9月議会一般質問 「不登校」対策に関する府中市の取組について

2025年4月に学びの多様化学校を設置する予定であり、既に保護者向けの説明会も開催されました。不登校の児童・生徒の困難さに対しては様々な教育や福祉の支援が必要ですが、不登校の児童・生徒だけでなく、全ての児童・生徒の学校生活での困難を受け止め、どの子どもたちにも希望が持てる教育の在り方が求められると考え、一般質問をしました。

学校に行けない、行かない児童生徒が急増しています。府中市でも「不登校」の児童生徒は増加し、2022年度は市立中学校11校で約380名という報告がありました。2016年に成立した「教育機会確保法」により、「不登校」の児童生徒に対して、特別の教育課程で教育を行なえることになり、それを受けて府中市では、2025年4月に中学生を対象に各学年10名、定員30名の「学びの多様化学校」の設置を進めています。
「不登校」の状態に合わせて「適切な学び」を保障していくとしていますが、子どもたちの困難に対する解決になるかという疑問があり質問しました。

「学びの多様化学校」について、今年5月に保護者向けの説明会が開催され、多くの参加がありました。「私立中学校から入室できるのか」「入室して通えなくなったらどうなるのか」「教員の体制は?」「成績のつけ方は?」など、保護者から多くの質問がありましたが、市からは「検討中」という回答が繰り返されました。具体的な学校のカリキュラムなども示されず、一般質問でも明確な答弁はありませんでした。
一方、対象の生徒については入退室検討委員会の判断で「生活リズムの改善や他者とのコミュニケーションを図ろうとする意欲があり、登校できる生徒なら入室を認める」ということです。子どもたちの登校や意欲を条件とせず、柔軟に対応すべきと訴えました。生徒に心の負担を与えることは公教育として問題です。
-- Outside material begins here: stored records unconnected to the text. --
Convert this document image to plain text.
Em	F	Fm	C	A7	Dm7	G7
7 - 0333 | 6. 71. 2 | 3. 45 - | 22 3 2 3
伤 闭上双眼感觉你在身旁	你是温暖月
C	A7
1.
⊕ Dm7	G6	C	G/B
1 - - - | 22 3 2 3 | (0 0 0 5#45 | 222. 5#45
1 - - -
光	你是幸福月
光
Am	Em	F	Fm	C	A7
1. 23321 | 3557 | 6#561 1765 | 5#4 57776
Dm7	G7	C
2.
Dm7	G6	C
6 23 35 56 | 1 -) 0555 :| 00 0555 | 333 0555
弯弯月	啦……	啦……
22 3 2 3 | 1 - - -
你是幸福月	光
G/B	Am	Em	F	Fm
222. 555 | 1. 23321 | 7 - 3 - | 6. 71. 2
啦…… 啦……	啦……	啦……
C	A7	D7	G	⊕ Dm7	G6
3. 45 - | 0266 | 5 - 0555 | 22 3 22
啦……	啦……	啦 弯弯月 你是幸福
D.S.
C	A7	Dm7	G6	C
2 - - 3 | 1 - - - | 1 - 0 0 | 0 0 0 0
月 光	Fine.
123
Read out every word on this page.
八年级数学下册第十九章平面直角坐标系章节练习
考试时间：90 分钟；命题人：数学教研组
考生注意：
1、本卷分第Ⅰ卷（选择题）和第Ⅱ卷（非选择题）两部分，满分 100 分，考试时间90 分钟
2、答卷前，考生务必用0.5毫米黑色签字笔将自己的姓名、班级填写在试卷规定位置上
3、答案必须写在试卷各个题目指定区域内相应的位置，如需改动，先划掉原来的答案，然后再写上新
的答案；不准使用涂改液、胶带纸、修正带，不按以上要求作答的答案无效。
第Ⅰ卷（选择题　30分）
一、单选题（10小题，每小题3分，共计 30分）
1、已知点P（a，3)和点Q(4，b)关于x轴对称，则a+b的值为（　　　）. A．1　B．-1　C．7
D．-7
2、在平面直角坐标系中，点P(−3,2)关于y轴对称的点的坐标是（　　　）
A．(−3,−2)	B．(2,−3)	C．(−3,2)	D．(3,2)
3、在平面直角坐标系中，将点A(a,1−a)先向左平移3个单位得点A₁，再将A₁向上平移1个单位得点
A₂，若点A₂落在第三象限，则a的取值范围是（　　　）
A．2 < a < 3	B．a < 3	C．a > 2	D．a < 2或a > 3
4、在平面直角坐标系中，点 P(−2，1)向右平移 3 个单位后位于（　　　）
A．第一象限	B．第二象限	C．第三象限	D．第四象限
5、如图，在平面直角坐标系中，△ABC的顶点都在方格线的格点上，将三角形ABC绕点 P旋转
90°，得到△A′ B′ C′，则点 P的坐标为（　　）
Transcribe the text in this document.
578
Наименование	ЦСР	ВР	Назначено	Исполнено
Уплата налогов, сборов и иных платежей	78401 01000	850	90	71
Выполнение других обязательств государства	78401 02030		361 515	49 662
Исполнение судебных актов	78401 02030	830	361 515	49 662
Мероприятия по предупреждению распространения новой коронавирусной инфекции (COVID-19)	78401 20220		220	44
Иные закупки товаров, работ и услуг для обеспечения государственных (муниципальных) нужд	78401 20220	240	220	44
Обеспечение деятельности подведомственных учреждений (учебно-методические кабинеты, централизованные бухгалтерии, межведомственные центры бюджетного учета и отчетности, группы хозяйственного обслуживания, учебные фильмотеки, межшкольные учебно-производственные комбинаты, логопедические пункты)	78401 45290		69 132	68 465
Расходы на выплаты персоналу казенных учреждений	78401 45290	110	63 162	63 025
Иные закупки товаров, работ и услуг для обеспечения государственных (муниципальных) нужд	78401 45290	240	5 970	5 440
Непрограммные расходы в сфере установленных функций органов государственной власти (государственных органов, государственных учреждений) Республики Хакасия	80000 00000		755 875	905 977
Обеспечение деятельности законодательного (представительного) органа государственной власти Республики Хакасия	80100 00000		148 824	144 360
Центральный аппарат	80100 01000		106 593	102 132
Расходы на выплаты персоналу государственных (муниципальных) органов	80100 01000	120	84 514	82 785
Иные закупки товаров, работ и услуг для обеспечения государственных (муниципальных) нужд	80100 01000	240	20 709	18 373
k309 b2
「不登校」に至らずとも学校にはさまざまな悩みで苦しむ子どもたちがたくさんいます。子どもが気軽に相談できる体制が必要です。府中市はスクールソーシャルワーカー、スクールカウンセラーといった専門職の配置は十分とはいえません。子どもを中心に置き、教員と専門職が同じ場で情報を共有していくことが、今まさに求められています。府中市は東京都の予算を使って専門職の配置をしていますが、市としての積極的な予算措置を求めました。
学校が子どもたちにとってのびのび過ごせる場所になるよう、通常学校のあり方を変える学校改革が最重要課題です。「学びの多様化」で学ぶ場を分けるよりまず、「多様性を認め合う学校」としていくことこそが教育行政が進めるべきことです。

不登校対策は学びの場を多様化していくことではなくて、根本は、児童・生徒が通っている今の学校を変えていくことです。市には、
・教育の場の多様化ではなく、多様性のある学校を目指してください。
・そのために、子ども、教職員、地域による対話のある学校づくりを構築してください。
・教育長が答弁されました学校教育の目指す姿として、登校という結果のみを目標にするものではない、そのことを通常の学校でも学びの多様化学校でも実践してください。
・子どもが悩んだり困ったりしたときに確実に支援ができるよう、教育環境の整備として、スクールソーシャルワーカー、スクールカウンセラーなどの専門職の配置の拡充を市独自の政策として早急に取り組んでください。

と要望しました。

学びの多様化学校開設は来年の4月です。その運用から、府中市の小・中学校全ての学びの在り方の改革につながるような視点で検証し、これから府中における不登校対策を、未然防止を重点に置いた取組で行っていくことを求めて一般質問を終わりました。